G-7 Meeting: Climate Action Flops as Countries Pursue Their Own Economic Growth

A look at the numbers shows that the U.S. has slashed its coal use and cut its total greenhouse emissions more than any country in the G-7.

Why, despite the urgency of dealing with climate change, aren't more countries making big cuts to their emissions? The most succinct explanation can be had by understanding what Roger Pielke Jr. has dubbed the Iron Law of Climate Policy: "When policies on emissions reductions collide with policies focused on economic growth, economic growth will win out every time."

To be sure, the growth in global coal consumption is slowing.

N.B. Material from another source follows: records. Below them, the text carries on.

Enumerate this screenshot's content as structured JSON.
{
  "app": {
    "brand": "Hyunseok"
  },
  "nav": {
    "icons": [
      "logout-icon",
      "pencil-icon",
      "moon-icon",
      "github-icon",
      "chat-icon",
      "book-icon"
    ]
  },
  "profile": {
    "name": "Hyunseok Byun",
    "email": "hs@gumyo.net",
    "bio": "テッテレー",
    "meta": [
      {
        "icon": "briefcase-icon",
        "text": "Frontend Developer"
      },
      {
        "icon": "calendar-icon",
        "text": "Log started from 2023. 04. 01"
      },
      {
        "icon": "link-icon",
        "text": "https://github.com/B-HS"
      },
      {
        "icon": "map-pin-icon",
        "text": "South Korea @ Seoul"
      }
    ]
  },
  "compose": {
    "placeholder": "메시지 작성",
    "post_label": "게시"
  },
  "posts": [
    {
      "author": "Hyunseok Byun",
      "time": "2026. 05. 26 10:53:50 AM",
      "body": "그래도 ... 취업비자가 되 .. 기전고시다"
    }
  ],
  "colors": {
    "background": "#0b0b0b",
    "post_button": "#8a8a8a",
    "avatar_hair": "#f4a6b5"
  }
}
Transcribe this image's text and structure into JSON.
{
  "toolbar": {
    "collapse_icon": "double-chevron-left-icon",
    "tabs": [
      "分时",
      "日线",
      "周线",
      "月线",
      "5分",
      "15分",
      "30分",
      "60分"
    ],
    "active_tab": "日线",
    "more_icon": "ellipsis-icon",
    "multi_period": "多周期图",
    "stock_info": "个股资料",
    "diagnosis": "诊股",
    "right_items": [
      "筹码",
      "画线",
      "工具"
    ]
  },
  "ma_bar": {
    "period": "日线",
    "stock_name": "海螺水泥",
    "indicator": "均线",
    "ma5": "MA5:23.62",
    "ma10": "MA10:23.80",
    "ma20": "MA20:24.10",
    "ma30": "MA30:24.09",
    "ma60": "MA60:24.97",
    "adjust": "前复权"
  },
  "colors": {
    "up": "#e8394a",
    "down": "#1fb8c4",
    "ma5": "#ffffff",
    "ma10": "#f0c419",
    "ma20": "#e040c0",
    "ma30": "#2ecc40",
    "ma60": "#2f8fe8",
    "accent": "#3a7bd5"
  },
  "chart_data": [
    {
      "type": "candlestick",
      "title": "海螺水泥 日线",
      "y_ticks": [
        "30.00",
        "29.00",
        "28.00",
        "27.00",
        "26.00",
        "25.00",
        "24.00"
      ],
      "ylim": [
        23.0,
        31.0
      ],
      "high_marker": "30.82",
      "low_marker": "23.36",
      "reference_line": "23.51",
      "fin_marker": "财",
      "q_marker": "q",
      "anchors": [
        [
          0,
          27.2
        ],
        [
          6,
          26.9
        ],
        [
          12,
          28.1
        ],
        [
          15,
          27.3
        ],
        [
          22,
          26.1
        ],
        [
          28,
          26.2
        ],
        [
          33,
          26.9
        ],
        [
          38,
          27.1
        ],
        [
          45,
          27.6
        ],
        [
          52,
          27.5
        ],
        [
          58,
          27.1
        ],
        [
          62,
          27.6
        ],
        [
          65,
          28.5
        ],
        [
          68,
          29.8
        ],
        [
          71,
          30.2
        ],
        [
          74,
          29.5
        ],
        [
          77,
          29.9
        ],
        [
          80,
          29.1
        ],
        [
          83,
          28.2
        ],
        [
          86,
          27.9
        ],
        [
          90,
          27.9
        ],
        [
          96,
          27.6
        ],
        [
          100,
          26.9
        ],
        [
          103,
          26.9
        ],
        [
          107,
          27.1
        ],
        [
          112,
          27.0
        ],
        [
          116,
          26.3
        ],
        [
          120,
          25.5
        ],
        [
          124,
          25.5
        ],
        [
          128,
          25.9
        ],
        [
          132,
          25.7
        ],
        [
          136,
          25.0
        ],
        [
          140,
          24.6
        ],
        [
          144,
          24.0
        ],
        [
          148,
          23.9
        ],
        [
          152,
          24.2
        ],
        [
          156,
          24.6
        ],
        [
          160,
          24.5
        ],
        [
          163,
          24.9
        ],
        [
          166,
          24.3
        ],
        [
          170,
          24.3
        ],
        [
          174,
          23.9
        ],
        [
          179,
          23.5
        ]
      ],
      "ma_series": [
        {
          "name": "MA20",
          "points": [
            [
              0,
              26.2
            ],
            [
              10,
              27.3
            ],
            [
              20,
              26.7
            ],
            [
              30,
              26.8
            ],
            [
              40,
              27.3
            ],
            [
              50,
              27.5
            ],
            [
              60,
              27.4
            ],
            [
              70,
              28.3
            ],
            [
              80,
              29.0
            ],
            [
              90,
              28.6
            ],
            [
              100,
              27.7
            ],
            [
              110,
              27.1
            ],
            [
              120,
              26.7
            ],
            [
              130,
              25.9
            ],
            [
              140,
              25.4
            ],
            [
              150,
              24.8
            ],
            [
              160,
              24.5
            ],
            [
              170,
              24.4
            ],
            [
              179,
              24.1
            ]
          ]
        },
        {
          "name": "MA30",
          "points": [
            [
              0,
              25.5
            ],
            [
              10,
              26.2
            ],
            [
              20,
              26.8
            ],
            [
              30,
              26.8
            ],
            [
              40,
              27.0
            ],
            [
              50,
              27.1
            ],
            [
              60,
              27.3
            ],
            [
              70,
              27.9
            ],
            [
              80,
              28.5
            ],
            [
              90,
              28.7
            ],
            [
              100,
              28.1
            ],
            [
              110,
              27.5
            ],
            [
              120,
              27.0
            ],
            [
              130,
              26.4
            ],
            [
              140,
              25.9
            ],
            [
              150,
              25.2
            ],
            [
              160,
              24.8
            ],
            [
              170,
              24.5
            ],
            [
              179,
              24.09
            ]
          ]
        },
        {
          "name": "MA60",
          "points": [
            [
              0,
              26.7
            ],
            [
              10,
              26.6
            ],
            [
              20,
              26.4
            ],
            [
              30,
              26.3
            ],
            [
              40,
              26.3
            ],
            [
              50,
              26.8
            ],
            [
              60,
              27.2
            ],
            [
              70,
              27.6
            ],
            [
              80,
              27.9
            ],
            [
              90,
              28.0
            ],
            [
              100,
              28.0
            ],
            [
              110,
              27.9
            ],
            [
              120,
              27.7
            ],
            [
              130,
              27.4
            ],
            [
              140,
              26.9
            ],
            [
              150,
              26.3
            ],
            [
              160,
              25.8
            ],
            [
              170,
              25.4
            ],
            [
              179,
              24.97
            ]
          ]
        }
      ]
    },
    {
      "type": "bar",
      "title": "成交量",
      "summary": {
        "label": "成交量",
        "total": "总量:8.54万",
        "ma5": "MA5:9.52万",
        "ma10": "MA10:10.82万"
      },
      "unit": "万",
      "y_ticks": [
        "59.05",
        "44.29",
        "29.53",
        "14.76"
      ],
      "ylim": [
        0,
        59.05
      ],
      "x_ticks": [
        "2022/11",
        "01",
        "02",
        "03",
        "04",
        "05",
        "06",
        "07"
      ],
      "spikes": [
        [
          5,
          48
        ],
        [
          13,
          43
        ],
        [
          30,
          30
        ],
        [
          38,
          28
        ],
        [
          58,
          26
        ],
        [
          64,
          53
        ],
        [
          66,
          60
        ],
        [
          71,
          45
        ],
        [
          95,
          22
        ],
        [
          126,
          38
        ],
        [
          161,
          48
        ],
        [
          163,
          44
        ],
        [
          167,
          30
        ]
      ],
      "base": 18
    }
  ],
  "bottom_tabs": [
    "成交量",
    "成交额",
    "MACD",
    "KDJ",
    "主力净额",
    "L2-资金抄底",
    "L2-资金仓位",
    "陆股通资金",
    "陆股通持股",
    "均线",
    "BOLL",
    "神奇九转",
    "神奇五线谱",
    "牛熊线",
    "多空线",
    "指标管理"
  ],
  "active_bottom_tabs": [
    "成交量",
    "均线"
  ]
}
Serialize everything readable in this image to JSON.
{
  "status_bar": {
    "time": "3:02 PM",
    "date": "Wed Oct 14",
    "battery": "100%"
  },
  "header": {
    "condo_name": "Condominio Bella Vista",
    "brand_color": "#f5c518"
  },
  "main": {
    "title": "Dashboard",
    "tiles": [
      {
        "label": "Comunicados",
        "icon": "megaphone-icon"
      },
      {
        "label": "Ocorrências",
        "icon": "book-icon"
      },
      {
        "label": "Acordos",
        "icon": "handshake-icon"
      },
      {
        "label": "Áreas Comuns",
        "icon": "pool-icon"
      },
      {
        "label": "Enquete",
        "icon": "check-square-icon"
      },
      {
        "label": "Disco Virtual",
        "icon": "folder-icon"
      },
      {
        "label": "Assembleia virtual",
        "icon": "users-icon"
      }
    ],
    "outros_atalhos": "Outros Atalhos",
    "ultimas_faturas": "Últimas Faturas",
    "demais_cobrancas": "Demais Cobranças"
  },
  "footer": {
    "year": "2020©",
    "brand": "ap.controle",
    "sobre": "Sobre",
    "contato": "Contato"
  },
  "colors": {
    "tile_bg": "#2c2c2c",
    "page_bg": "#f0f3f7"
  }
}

Over the past decade, six countries - Vietnam, Philippines, Malaysia, Indonesia, Pakistan, and India - have all seen dramatic increases in coal consumption.

As coal consumption in those countries has grown, so too have incomes.

Germany's continuing reliance on coal has meant that the country - which has the largest economy in Europe - has not come close to achieving the emissions cuts targeted under the Energiewende, the name for the country's plan to overhaul its energy and power systems.

Therein lies the rub: When it comes to economic growth and energy consumption, the members of the G-7, as well as other countries around the world, aren't looking in the same direction.